Sono già trascorsi 15 anni da quando è stata avviata la precedente riforma sanitaria che ha visto l’estinguersi di circa 60 UU.SS.LL. per dare vita a 9 aziende sanitarie territoriali e a 17 aziende ospedaliere.
Ma neanche questa seconda riforma ha raggiunto i suoi obiettivi, per almeno due motivi. Le 9 aziende sanitarie infatti non sono state messe in grado di riorganizzare l’offerta sanitaria a dimensione provinciale e soprattutto in chiave aziendale, mantenendo spesso modalità operative e gestionali poco efficienti.
Le aziende ospedaliere, da parte loro, non sono state capaci di coordinarsi né tra di loro né con l’offerta ospedaliera delle aziende territoriali, lasciando persistere ad esempio duplicazioni utili solo a mantenere lo status quo.
Cosa ci garantisce oggi che questa nuova rimodulazione risponda a giusti interessi? Le proteste che ogni giorno leggiamo sui giornali da parte di comitati a difesa di piccoli ospedali, con bacini di utenza ristretti, sono solo dettate da interessi localistici o rivendicano giuste esigenze?
Vero è che sono spesso inadeguati a far fronte a vere emergenze – salvo casi eccezionali di vere eccellenze – , così come è vero che le difese tendono, da parte degli ineteressati, anche a voler garantire la continuazione dell’attività lavorativa nel proprio comune di residenza.
Ma è altrettanto vero che non si può avere l’offerta ospedaliera, capace di rispondere a ogni tipo di emergenza e complessità, concentrata solo nel capoluogo.
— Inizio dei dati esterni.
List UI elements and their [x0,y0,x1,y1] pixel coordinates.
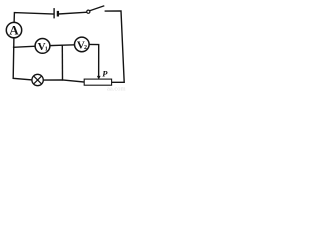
lamp L1 circle [32,74,43,85]
wire after switch to top-right corner [105,11,124,82]
wire middle row: left wire to voltmeter V1 [14,46,36,47]
wire V1 to junction to V2 [50,44,75,47]
wire lamp to bottom-left corner and up left side to ammeter [13,38,32,80]
ammeter A circle [6,22,21,37]
lamp L1 cross [34,76,42,84]
rheostat wiper arrowhead [97,76,101,80]
rheostat P body [84,79,111,85]
voltmeter V2 circle [75,37,90,52]
switch S1 lever (open) [90,6,105,11]
svg-text:1: 1 [45,47,48,53]
wire battery to switch [59,12,87,14]
svg-text:2: 2 [84,45,87,51]
wire junction drop (node between lamp and rheostat) [61,45,63,80]
svg-text:P: P [102,68,108,78]
battery cell B1 short plate [57,11,59,17]
switch S1 pivot circle [87,10,90,13]
svg-text:A: A [9,23,19,38]
wire top-left corner to battery [14,13,54,23]
battery cell B1 long plate [53,8,55,18]
wire rheostat left to junction to lamp [44,80,85,82]
voltmeter V1 circle [35,39,50,54]
wire V2 to wiper corner [89,44,99,76]
svg-text:aa.com: aa.com [107,86,126,92]
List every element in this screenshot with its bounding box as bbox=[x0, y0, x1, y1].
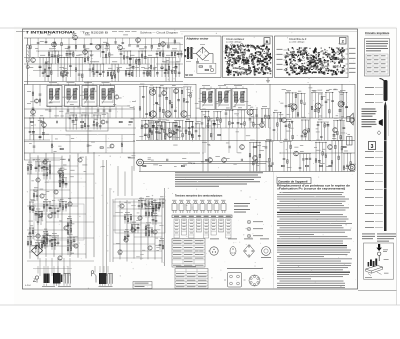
resistor R11 bbox=[150, 65, 152, 68]
resistor R40 bbox=[54, 42, 56, 45]
resistor R39 bbox=[30, 46, 32, 49]
wire W78 bbox=[144, 51, 146, 64]
wire W85 bbox=[174, 51, 176, 58]
wire W316 bbox=[334, 141, 336, 172]
wire W450 bbox=[27, 164, 29, 174]
wire W97 bbox=[92, 64, 94, 77]
value label 305 bbox=[58, 258, 62, 261]
dial scale dark bar bbox=[380, 79, 389, 232]
value label 98 bbox=[226, 107, 230, 110]
wire W256 bbox=[121, 135, 123, 153]
wire W129 bbox=[122, 38, 124, 45]
wire W5 bbox=[130, 44, 183, 46]
wire W28 bbox=[81, 58, 83, 82]
resistor R123 bbox=[244, 122, 246, 125]
junction J123 bbox=[31, 236, 32, 237]
junction J64 bbox=[256, 142, 257, 143]
wire W189 bbox=[141, 121, 143, 141]
value label 303 bbox=[50, 204, 54, 207]
value label 63 bbox=[184, 83, 188, 86]
resistor R14 bbox=[175, 70, 177, 73]
wire W130 bbox=[128, 38, 130, 45]
resistor R155 bbox=[49, 171, 51, 174]
value label 267 bbox=[159, 164, 162, 167]
wire W252 bbox=[51, 135, 53, 153]
wire W236 bbox=[24, 139, 50, 141]
value label 5 bbox=[112, 60, 117, 63]
transistor T41 bbox=[48, 214, 52, 218]
transistor T27 bbox=[222, 158, 227, 163]
junction J130 bbox=[63, 177, 64, 178]
loudspeaker LS1 bbox=[347, 113, 353, 125]
wire W332 bbox=[317, 122, 319, 141]
wire W421 bbox=[51, 239, 56, 241]
value label 237 bbox=[174, 165, 177, 168]
wire W549 bbox=[145, 227, 153, 229]
wire W146 bbox=[24, 127, 136, 129]
wire W76 bbox=[138, 51, 140, 64]
capacitor C117 bbox=[343, 128, 346, 129]
wire W364 bbox=[173, 122, 178, 124]
wire W245 bbox=[93, 114, 101, 116]
value label 292 bbox=[44, 228, 47, 231]
wire W71 bbox=[120, 51, 122, 64]
wire W297 bbox=[265, 142, 267, 172]
junction J137 bbox=[30, 228, 31, 229]
value label 242 bbox=[339, 119, 342, 122]
transistor T52 bbox=[138, 216, 142, 220]
wire W265 bbox=[273, 112, 282, 114]
junction J42 bbox=[33, 118, 34, 119]
value label 184 bbox=[195, 102, 199, 105]
wire W373 bbox=[198, 124, 200, 140]
value label 27 bbox=[40, 40, 44, 43]
electrolytic C1 bbox=[39, 66, 42, 67]
svg-text:au côté câblage: au côté câblage bbox=[289, 41, 305, 44]
wire W491 bbox=[29, 227, 34, 229]
svg-text:au côté câblage: au côté câblage bbox=[226, 41, 242, 44]
resistor R160 bbox=[67, 231, 69, 234]
wire W149 bbox=[24, 152, 200, 154]
value label 57 bbox=[204, 59, 209, 62]
capacitor C165 bbox=[46, 168, 49, 169]
wire W559 bbox=[145, 208, 153, 210]
wire W313 bbox=[325, 142, 327, 171]
resistor R103 bbox=[315, 159, 317, 162]
wire W478 bbox=[43, 160, 51, 162]
value label 240 bbox=[215, 155, 220, 158]
resistor R96 bbox=[249, 154, 251, 157]
wire W318 bbox=[341, 141, 343, 172]
value label 28 bbox=[47, 34, 50, 37]
resistor R113 bbox=[292, 135, 294, 138]
value label 302 bbox=[80, 156, 84, 159]
value label 246 bbox=[336, 114, 339, 117]
wire W456 bbox=[27, 236, 29, 246]
resistor R45 bbox=[107, 43, 109, 46]
wire W276 bbox=[300, 93, 302, 118]
junction J45 bbox=[73, 115, 74, 116]
junction J154 bbox=[149, 227, 150, 228]
wire W355 bbox=[240, 110, 242, 128]
junction J153 bbox=[142, 200, 143, 201]
resistor R151 bbox=[43, 240, 45, 243]
sidebar note box bbox=[365, 39, 390, 77]
wire W477 bbox=[73, 237, 75, 247]
resistor R178 bbox=[29, 206, 31, 209]
capacitor C58 bbox=[174, 110, 177, 111]
electrolytic C57 bbox=[165, 98, 168, 99]
resistor R177 bbox=[49, 165, 51, 168]
wire W325 bbox=[288, 122, 290, 141]
value label 238 bbox=[82, 98, 86, 101]
value label 335 bbox=[132, 221, 136, 224]
value label 40 bbox=[123, 34, 128, 37]
wire W548 bbox=[144, 201, 146, 210]
value label 44 bbox=[148, 66, 152, 69]
wire W508 bbox=[113, 201, 141, 203]
wire W300 bbox=[283, 141, 292, 143]
electrolytic C17 bbox=[165, 69, 168, 70]
transistor T15 bbox=[181, 111, 187, 117]
wire W239 bbox=[72, 115, 74, 130]
wire W68 bbox=[105, 45, 107, 65]
wire W551 bbox=[148, 228, 150, 237]
wire W155 bbox=[87, 82, 89, 153]
resistor R138 bbox=[218, 134, 221, 135]
wire W210 bbox=[182, 120, 184, 140]
junction J87 bbox=[162, 122, 163, 123]
value label 64 bbox=[142, 117, 146, 120]
wire W169 bbox=[149, 86, 161, 88]
wire W341 bbox=[201, 110, 210, 112]
resistor R114 bbox=[305, 133, 307, 136]
junction J143 bbox=[149, 225, 150, 226]
junction J75 bbox=[302, 120, 303, 121]
wire W387 bbox=[53, 153, 55, 257]
resistor R173 bbox=[41, 213, 43, 216]
wire W165 bbox=[139, 85, 148, 87]
value label 137 bbox=[96, 122, 99, 125]
junction J77 bbox=[318, 122, 319, 123]
power adapter box bbox=[185, 36, 222, 78]
earphone jack socket bbox=[349, 164, 355, 170]
wire W537 bbox=[162, 199, 164, 208]
value label 214 bbox=[29, 142, 32, 145]
junction J25 bbox=[168, 64, 169, 65]
wire W309 bbox=[315, 141, 327, 143]
capacitor C172 bbox=[41, 241, 44, 242]
wire W53 bbox=[48, 50, 59, 52]
wire W340 bbox=[343, 121, 345, 141]
wire W43 bbox=[147, 57, 158, 59]
junction J3 bbox=[64, 57, 65, 58]
value label 250 bbox=[127, 105, 130, 108]
wire W345 bbox=[213, 111, 222, 113]
value label 218 bbox=[102, 113, 106, 116]
wire W504 bbox=[140, 197, 142, 260]
resistor R165 bbox=[70, 247, 72, 250]
junction J100 bbox=[160, 118, 161, 119]
wire W327 bbox=[301, 119, 310, 121]
wire W243 bbox=[84, 115, 86, 130]
wire W105 bbox=[131, 71, 133, 78]
value label 46 bbox=[160, 66, 164, 69]
electrolytic C181 bbox=[152, 207, 155, 208]
value label 353 bbox=[142, 249, 145, 252]
wire W536 bbox=[159, 199, 161, 208]
junction J31 bbox=[159, 87, 160, 88]
junction J67 bbox=[269, 141, 270, 142]
resistor R67 bbox=[164, 129, 166, 132]
wire W77 bbox=[141, 51, 143, 64]
wire W370 bbox=[191, 122, 193, 140]
value label 359 bbox=[150, 202, 153, 205]
wire W485 bbox=[29, 201, 34, 203]
wire W187 bbox=[190, 87, 192, 118]
value label 212 bbox=[131, 118, 134, 121]
resistor R32 bbox=[107, 72, 109, 75]
wire W351 bbox=[228, 110, 230, 128]
resistor R199 bbox=[145, 212, 147, 215]
value label 204 bbox=[132, 154, 136, 157]
wire W72 bbox=[123, 51, 125, 64]
value label 104 bbox=[196, 120, 201, 123]
junction J55 bbox=[292, 92, 293, 93]
resistor R171 bbox=[41, 244, 43, 247]
value label 271 bbox=[36, 158, 40, 161]
wire W204 bbox=[168, 122, 170, 140]
value label 76 bbox=[94, 111, 99, 114]
capacitor C167 bbox=[46, 234, 49, 235]
page edge shadow bottom bbox=[0, 304, 400, 306]
wire W454 bbox=[70, 245, 72, 255]
value label 30 bbox=[59, 66, 64, 69]
wire W406 bbox=[27, 260, 94, 262]
value label 110 bbox=[255, 123, 259, 126]
wire W23 bbox=[66, 58, 68, 78]
capacitor C22 bbox=[90, 55, 93, 56]
wire W448 bbox=[70, 225, 72, 235]
wire W292 bbox=[249, 142, 251, 171]
transistor T53 bbox=[156, 204, 160, 208]
capacitor C3 bbox=[45, 62, 48, 63]
value label 273 bbox=[60, 167, 64, 170]
resistor R19 bbox=[87, 57, 89, 60]
wire W260 bbox=[256, 109, 258, 128]
junction J46 bbox=[76, 115, 77, 116]
transistor T38 bbox=[36, 178, 40, 182]
value label 15 bbox=[157, 47, 160, 50]
wire W233 bbox=[39, 117, 44, 119]
value label 128 bbox=[224, 98, 227, 101]
resistor R118 bbox=[340, 136, 342, 139]
wire W62 bbox=[84, 50, 92, 52]
resistor R121 bbox=[220, 119, 222, 122]
wire W135 bbox=[167, 38, 169, 45]
wire W93 bbox=[62, 71, 64, 82]
svg-text:Circuits imprimés: Circuits imprimés bbox=[365, 31, 390, 35]
capacitor C123 bbox=[237, 123, 240, 124]
electrolytic C163 bbox=[73, 240, 76, 241]
value label 93 bbox=[302, 116, 306, 119]
resistor R101 bbox=[287, 160, 289, 163]
wire W315 bbox=[331, 141, 333, 172]
value label 315 bbox=[74, 236, 78, 239]
value label 49 bbox=[49, 81, 57, 84]
transistor T7 bbox=[31, 58, 36, 63]
junction J63 bbox=[346, 92, 347, 93]
junction J101 bbox=[240, 118, 241, 119]
wire W241 bbox=[81, 114, 89, 116]
value label 121 bbox=[66, 134, 71, 137]
value label 166 bbox=[254, 123, 258, 126]
value label 21 bbox=[126, 67, 131, 70]
value label 280 bbox=[60, 198, 64, 201]
value label 224 bbox=[250, 121, 255, 124]
wire W200 bbox=[160, 122, 162, 141]
junction J43 bbox=[40, 118, 41, 119]
junction J32 bbox=[163, 87, 164, 88]
wire W311 bbox=[318, 142, 320, 171]
wire W544 bbox=[158, 203, 160, 212]
wire W442 bbox=[51, 207, 59, 209]
junction J76 bbox=[305, 120, 306, 121]
value label 87 bbox=[284, 138, 288, 141]
PCB box 2 index square bbox=[340, 38, 347, 45]
wire W468 bbox=[38, 211, 40, 221]
capacitor C65 bbox=[157, 132, 160, 133]
capacitor C43 bbox=[45, 42, 48, 43]
wire W268 bbox=[280, 113, 282, 141]
resistor R196 bbox=[148, 232, 150, 235]
resistor R92 bbox=[311, 106, 313, 109]
value label 48 bbox=[173, 66, 178, 69]
switch feed wires G2 bbox=[95, 266, 108, 273]
wire W172 bbox=[156, 87, 158, 118]
wire W307 bbox=[306, 154, 308, 172]
junction J116 bbox=[63, 201, 64, 202]
wire W40 bbox=[132, 58, 134, 78]
wire W2 bbox=[27, 62, 29, 85]
junction J61 bbox=[332, 92, 333, 93]
value label 51 bbox=[84, 81, 92, 84]
wire W219 bbox=[73, 107, 75, 119]
wire W60 bbox=[69, 51, 71, 58]
resistor R154 bbox=[46, 173, 48, 176]
electrolytic C150 bbox=[59, 181, 62, 182]
junction J14 bbox=[142, 51, 143, 52]
reservoir capacitor C101 bbox=[196, 58, 199, 63]
wire W497 bbox=[33, 189, 38, 191]
value label 18 bbox=[63, 67, 67, 70]
value label 1 bbox=[40, 54, 45, 57]
wire W492 bbox=[29, 228, 31, 239]
transistor T45 bbox=[58, 256, 62, 260]
capacitor C71 bbox=[49, 110, 52, 111]
capacitor C110 bbox=[346, 165, 349, 166]
wire W249 bbox=[30, 134, 135, 136]
capacitor C56 bbox=[159, 95, 162, 96]
resistor R181 bbox=[33, 194, 35, 197]
capacitor C9 bbox=[93, 73, 96, 74]
value label 331 bbox=[46, 190, 49, 193]
junction J9 bbox=[67, 51, 68, 52]
junction J126 bbox=[42, 242, 43, 243]
resistor R192 bbox=[155, 204, 157, 207]
value label 42 bbox=[135, 66, 139, 69]
screened cable pair bbox=[144, 161, 267, 163]
value label 97 bbox=[214, 108, 218, 111]
wire W225 bbox=[109, 107, 111, 119]
value label 105 bbox=[208, 117, 213, 120]
resistor R88 bbox=[292, 108, 294, 111]
transistor T2 bbox=[136, 38, 141, 43]
wire W125 bbox=[90, 38, 92, 45]
value label 43 bbox=[141, 66, 145, 69]
value label 356 bbox=[124, 201, 127, 204]
wire W231 bbox=[29, 118, 31, 140]
value label 241 bbox=[327, 99, 330, 102]
value label 108 bbox=[319, 93, 323, 96]
svg-text:Typ 92028 B: Typ 92028 B bbox=[82, 30, 108, 34]
sidebar bottom rule bbox=[358, 290, 397, 292]
wire W106 bbox=[143, 70, 151, 72]
junction J34 bbox=[145, 120, 146, 121]
junction J84 bbox=[217, 111, 218, 112]
wire W220 bbox=[79, 107, 81, 119]
wire W49 bbox=[165, 58, 167, 82]
transistor T33 bbox=[253, 156, 258, 161]
value label 103 bbox=[186, 118, 190, 121]
resistor R3 bbox=[75, 68, 77, 71]
wire W24 bbox=[69, 58, 71, 78]
capacitor C146 bbox=[41, 167, 44, 168]
page edge shadow right bbox=[396, 28, 398, 305]
capacitor C176 bbox=[145, 204, 148, 205]
value label 245 bbox=[196, 107, 200, 110]
resistor R89 bbox=[295, 94, 297, 97]
junction J7 bbox=[103, 64, 104, 65]
value label 263 bbox=[286, 130, 290, 133]
capacitor C177 bbox=[134, 229, 137, 230]
value label 295 bbox=[30, 224, 33, 227]
wire W499 bbox=[36, 190, 38, 201]
junction J60 bbox=[326, 92, 327, 93]
value label 348 bbox=[147, 201, 151, 204]
wire W147 bbox=[140, 127, 260, 129]
capacitor C128 bbox=[161, 128, 164, 129]
value label 94 bbox=[318, 118, 322, 121]
wire W399 bbox=[27, 205, 78, 207]
value label 140 bbox=[289, 127, 293, 130]
wire W222 bbox=[91, 107, 93, 119]
resistor R74 bbox=[39, 99, 41, 102]
IF transformer can bbox=[82, 84, 97, 107]
resistor R163 bbox=[30, 166, 32, 169]
value label 138 bbox=[55, 138, 58, 141]
value label 310 bbox=[84, 170, 87, 173]
junction J28 bbox=[143, 86, 144, 87]
value label 100 bbox=[150, 119, 155, 122]
resistor R117 bbox=[337, 131, 339, 134]
IF transformer can bbox=[47, 84, 62, 107]
wire W103 bbox=[125, 71, 127, 78]
resistor R69 bbox=[172, 130, 174, 133]
value label 163 bbox=[201, 161, 204, 164]
wire W207 bbox=[175, 119, 184, 121]
wire W493 bbox=[32, 228, 34, 239]
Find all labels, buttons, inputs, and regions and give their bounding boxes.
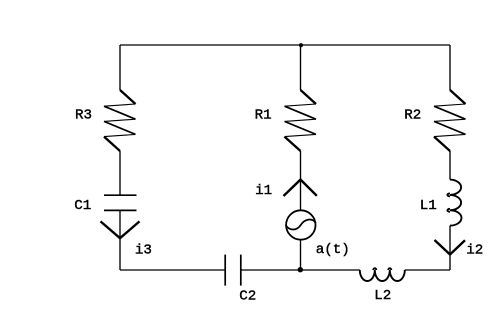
svg-text:R1: R1: [255, 108, 272, 124]
svg-text:L1: L1: [420, 198, 437, 214]
svg-text:C1: C1: [74, 198, 91, 214]
svg-text:i3: i3: [135, 243, 152, 259]
svg-text:i2: i2: [466, 243, 483, 259]
svg-text:R3: R3: [75, 108, 92, 124]
svg-text:i1: i1: [255, 183, 272, 199]
svg-text:L2: L2: [374, 288, 391, 304]
svg-text:C2: C2: [239, 288, 256, 304]
svg-text:R2: R2: [404, 108, 421, 124]
svg-text:a(t): a(t): [316, 242, 350, 258]
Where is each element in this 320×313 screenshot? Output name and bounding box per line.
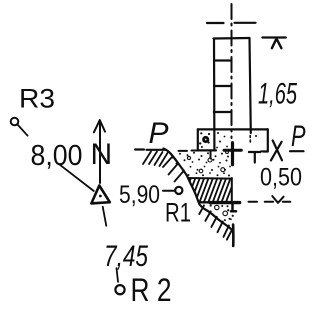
svg-text:P: P	[149, 117, 169, 150]
svg-text:7,45: 7,45	[104, 240, 148, 273]
svg-text:0,50: 0,50	[260, 164, 302, 192]
svg-text:R 2: R 2	[131, 272, 172, 308]
svg-text:P: P	[291, 120, 306, 153]
svg-text:R1: R1	[165, 198, 191, 228]
svg-text:8,00: 8,00	[31, 140, 83, 172]
svg-text:R3: R3	[19, 84, 55, 114]
svg-text:5,90: 5,90	[119, 181, 160, 209]
svg-text:1,65: 1,65	[258, 78, 297, 111]
svg-text:N: N	[91, 138, 113, 171]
A rendere più complessa la situazione è la miope politica dei decenni precedenti relativamente alla progettazione e costruzione dei nuovi ospedali, per niente funzionali alla rimodulazione. Ne sono un esempio gli ospedali di Acireale, Giarre e Lentini (nuovi perché resi operativi di recente, ma progettati e con avvio dei lavori risalenti a diversi decenni addietro), senza parlare del costruendo Ospedale San Marco, a sud di Catania (che dovrebbe sostituire il Vittorio Emanuele), progettato negli anni ’80, su terreni di Ciancio.
Avrebbe, invece, avuto più senso un nuovo ospedale nella zona di Bronte, dove i lavori di ristrutturazione del vecchio ospedale (comunque inadeguato per la collocazione all’interno del centro cittadino e per la tipologia strutturale) sembrano non avere mai fine. Ma allo stato dei fatti, con tre grandi poli cittadini (Garibaldi, Policlinico, Cannizzaro) e 3 medio-grandi ospedali nella provincia (Caltagirone, Acireale, Giarre) è veramente necessario spendere denaro pubblico per un altro ospedale nel capoluogo cittadino?
Ci si ciede infine se è legittimo voler tagliare il pubblico senza toccare gli interessi della sanità privata. E’ sufficiente dire che i finanziamenti destinati ai privati non saranno superiori a quelli del 2009? Non occorre anche nel privato accreditato rivedere l’offerta ospedaliera e fare in modo che si coordini e integri con quella pubblica?